PFT, unions turn out in force at SRC to protest cuts

This article was originally published in The Notebook. In August 2020, The Notebook became Chalkbeat Philadelphia.

More than 500 union members rallied outside School District headquarters before Monday’s School Reform Commission meeting, then streamed inside en masse to protest massive cutbacks and layoffs that leaders said will decimate schools and jeopardize academic gains.

Philadelphia Federation of Teachers President Jerry Jordan vowed that his union would not reopen its contract to help the SRC find savings to help close a $629 million budget gap.

"This is a budget crisis largely of your own creation," he told the SRC.


Red-clad PFT members packed the SRC auditorium, delaying the start of the meeting for several minutes with chants, songs, and cheers. Others filled the first-floor atrium that showed a video feed of the meeting. They also lined the second-floor balconies overlooking the atrium and cheered boisterously when Jordan addressed the commissioners.

Jordan asked the SRC to "imagine September 2011," when he said the District will have 1,000 fewer early childhood slots, 323 fewer special education teachers, 619 fewer elementary education teachers, and 350 fewer math, science, English, and social studies teachers.

"With the cuts you have made, I fear, you are preparing today’s students for failure," Jordan said.

Earlier, outside the building, in a rare joint appearance, the presidents of the principals’ association and the District’s blue-collar unions joined Jordan to address the protest.

"We stand with you," said Robert McGrogan, president of the Commonwealth Association of School Administrators. "Without you our members cannot do their jobs. A war is being declared on all workers simultaneously."

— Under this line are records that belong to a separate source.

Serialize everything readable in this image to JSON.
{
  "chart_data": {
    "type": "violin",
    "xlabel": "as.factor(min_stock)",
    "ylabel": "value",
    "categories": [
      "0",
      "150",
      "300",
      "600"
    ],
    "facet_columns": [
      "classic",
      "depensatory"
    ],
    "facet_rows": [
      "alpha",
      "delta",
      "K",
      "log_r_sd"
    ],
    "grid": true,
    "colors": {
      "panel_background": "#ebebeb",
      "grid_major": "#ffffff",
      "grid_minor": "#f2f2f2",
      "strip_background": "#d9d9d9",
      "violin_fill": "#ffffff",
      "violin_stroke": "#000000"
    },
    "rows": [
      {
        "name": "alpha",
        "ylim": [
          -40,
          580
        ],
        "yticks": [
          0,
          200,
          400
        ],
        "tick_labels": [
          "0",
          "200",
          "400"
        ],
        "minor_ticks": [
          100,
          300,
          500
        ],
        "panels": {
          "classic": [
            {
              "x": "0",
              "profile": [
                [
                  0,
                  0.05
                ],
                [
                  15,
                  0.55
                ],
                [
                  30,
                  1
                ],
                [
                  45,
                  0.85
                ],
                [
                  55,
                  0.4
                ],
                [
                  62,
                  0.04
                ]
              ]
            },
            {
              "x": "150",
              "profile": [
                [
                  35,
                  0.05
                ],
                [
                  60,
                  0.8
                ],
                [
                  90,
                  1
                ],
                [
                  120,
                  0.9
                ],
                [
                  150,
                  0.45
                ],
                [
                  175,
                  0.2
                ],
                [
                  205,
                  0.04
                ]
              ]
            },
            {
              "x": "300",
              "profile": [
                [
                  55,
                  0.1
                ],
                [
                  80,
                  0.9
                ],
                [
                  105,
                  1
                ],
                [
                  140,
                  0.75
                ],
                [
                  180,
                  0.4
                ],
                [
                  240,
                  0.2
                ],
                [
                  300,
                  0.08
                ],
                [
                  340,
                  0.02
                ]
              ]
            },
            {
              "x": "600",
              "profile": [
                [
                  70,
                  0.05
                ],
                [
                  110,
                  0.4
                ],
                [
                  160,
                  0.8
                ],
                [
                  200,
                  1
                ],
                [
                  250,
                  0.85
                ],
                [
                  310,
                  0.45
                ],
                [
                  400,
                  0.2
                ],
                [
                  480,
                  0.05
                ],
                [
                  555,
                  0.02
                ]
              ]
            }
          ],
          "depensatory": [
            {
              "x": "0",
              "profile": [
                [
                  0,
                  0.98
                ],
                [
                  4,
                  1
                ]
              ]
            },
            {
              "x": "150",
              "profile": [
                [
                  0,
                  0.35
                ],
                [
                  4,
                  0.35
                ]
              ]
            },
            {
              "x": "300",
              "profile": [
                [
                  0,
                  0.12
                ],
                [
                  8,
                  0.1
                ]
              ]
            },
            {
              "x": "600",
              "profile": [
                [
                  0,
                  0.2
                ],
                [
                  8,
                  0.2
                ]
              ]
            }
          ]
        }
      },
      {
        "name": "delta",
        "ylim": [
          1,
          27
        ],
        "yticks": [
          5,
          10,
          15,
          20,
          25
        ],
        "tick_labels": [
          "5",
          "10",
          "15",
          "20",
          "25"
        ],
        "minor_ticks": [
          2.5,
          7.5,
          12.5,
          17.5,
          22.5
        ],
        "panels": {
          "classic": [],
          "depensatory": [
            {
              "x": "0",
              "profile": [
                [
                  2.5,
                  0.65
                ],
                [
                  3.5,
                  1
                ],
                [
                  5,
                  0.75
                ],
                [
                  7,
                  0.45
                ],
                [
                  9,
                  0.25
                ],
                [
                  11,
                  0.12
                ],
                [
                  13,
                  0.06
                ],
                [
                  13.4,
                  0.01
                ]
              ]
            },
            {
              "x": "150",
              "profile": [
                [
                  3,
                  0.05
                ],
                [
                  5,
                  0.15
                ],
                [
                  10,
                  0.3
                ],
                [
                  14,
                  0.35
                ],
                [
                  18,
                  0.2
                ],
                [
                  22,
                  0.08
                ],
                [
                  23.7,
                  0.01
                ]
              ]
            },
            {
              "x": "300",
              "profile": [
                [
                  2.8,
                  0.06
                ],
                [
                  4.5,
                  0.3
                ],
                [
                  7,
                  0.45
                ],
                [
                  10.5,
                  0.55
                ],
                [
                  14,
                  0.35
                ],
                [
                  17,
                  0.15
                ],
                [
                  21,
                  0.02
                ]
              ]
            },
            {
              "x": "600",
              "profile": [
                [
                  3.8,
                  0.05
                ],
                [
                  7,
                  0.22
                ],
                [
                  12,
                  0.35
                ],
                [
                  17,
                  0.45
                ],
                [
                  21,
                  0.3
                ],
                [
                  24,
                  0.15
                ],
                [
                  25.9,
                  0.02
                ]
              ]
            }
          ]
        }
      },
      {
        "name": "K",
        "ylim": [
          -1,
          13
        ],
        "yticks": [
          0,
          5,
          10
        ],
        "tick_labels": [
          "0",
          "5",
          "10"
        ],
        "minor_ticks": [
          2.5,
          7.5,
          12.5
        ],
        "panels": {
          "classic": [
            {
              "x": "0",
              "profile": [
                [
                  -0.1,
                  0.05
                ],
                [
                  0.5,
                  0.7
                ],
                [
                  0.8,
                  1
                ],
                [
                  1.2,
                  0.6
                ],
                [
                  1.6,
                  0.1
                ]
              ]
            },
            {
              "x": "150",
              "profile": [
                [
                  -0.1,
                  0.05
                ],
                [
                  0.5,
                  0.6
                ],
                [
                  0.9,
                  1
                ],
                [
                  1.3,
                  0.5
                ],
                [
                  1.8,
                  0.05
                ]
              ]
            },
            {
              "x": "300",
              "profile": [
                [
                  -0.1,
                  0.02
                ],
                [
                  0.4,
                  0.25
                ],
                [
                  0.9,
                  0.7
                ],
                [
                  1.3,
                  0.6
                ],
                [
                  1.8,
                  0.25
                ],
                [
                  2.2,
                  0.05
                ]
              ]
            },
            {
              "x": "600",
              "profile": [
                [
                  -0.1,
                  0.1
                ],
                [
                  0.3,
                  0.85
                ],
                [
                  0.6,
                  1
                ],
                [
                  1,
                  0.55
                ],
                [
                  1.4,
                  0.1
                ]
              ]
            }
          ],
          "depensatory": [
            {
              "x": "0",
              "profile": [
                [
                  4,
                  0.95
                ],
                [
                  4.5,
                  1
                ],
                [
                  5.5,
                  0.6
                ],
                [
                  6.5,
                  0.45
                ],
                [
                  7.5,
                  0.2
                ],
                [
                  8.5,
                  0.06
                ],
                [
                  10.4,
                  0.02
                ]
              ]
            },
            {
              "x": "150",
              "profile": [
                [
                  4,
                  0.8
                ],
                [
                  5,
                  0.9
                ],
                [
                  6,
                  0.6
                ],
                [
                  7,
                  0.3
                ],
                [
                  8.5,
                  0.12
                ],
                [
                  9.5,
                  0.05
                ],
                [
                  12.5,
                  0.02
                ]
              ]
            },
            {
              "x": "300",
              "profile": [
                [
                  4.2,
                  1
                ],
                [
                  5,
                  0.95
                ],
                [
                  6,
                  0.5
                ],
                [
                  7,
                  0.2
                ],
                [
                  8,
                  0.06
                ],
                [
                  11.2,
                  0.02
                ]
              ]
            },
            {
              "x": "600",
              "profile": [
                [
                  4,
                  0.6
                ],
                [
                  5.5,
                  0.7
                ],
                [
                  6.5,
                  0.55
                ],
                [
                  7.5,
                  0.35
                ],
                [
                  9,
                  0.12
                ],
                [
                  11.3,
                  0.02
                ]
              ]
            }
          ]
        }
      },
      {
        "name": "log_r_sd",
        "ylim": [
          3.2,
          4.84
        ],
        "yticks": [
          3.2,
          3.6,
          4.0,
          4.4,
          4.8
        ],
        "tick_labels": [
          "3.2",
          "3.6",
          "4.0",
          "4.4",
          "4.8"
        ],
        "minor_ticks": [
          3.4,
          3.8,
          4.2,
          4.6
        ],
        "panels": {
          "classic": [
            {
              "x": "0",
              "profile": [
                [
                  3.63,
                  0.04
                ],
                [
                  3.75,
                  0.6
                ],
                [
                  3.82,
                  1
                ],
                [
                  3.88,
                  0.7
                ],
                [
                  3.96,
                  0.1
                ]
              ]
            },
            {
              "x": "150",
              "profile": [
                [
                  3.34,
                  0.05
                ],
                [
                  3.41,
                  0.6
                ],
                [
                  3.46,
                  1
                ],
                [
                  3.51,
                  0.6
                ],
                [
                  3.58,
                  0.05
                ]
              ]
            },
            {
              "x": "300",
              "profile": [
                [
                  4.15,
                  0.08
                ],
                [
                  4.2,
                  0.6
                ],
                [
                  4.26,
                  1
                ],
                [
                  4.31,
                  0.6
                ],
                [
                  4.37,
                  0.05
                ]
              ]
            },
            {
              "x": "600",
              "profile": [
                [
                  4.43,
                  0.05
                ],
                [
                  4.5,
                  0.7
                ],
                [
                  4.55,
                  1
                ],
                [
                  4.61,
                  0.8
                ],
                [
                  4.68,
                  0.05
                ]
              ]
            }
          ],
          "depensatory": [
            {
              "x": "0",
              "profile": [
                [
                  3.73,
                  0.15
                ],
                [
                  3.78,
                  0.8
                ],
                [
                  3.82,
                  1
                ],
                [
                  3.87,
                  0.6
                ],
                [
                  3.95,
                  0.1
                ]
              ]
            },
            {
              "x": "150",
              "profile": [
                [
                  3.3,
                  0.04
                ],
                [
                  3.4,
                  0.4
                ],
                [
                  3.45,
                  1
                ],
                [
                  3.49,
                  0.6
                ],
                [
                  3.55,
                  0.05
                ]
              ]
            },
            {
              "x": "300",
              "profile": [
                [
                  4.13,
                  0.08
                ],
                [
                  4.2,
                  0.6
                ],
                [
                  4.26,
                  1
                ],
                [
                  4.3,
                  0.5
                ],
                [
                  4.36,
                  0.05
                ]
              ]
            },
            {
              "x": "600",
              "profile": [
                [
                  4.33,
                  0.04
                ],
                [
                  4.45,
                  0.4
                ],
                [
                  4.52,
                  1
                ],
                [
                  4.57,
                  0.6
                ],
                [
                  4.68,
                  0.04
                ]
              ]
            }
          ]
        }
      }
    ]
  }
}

George Ricchezza, president of the 32BJ chapter of the Service Employees International Union, which represents maintenance and other non-teaching personnel, said that "this is unprecedented."

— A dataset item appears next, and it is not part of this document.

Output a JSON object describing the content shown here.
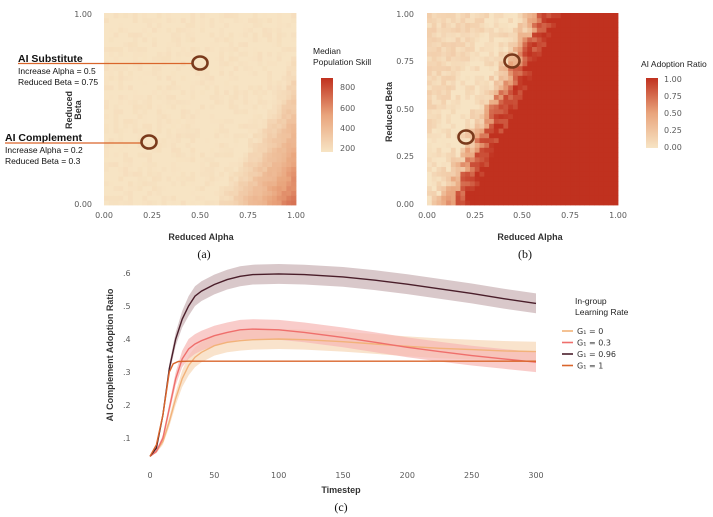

In 10 years, he said, the SRC went from "a balanced budget to a $629 million deficit" when the very purpose for its creation was to put the District’s fiscal house in order.

Teachers described how their school staffs were being decimated by layoffs. More than 1,500 teachers are among nearly 4,000 laid off District workers.

"Our school has improved 150 percent and all the people who made it possible are gone," said Eileen DiFranco, the nurse at Roxborough High School.

Carefully built teams that included administrators, teachers, student advisors, and other workers that were designed to reduce truancy and improve school climate will have to be dismantled, she said.

Chris LeShok, a 6th grade teacher at Whittier Elementary, said three "really good" teachers got layoff notices at the North Philadelphia school.

"One is a brand new teacher, smart, highly qualified, her students are learning," LeShok said. The others are second-year teachers.

"We’re not broke. Not the state, not the country, not the District. There’s money out there," LeShok said.

In addition to Jordan, more than 30 speakers addressed the SRC, many of them decrying the cuts in areas like special education, parent engagement, and translation services. The commission listened without comment.

In a late development, Jordan said that state Supreme Court Justice Max Baer had issued a stay order, effectively postponing a lower court hearing scheduled for Tuesday to deal with the manner in which the District conducted the teacher layoffs. The high court is reviewing the documents relating to the case and no action can take place on the case in the meantime.

The union had gone to court to block the layoffs, saying that the District’s exemption of teachers in Promise Academies from layoffs violated the contract. Commonwealth Court Judge Idee C. Fox issued a temporary restraining order that put the layoffs on hold and scheduled the Tuesday hearing.

While the layoffs are still on hold, it is unclear what the Supreme Court’s involvement means for the ultimate disposition of the union’s case. Promise Academies are schools getting extra resources for "turnaround" under the supervision of Superintendent Arlene Ackerman.

Ackerman, who is out of town, did not attend the SRC meeting.

Notebook staffers Dale Mezzacappa and Paul Socolar and intern Katrina Morrison contributed reporting for this article.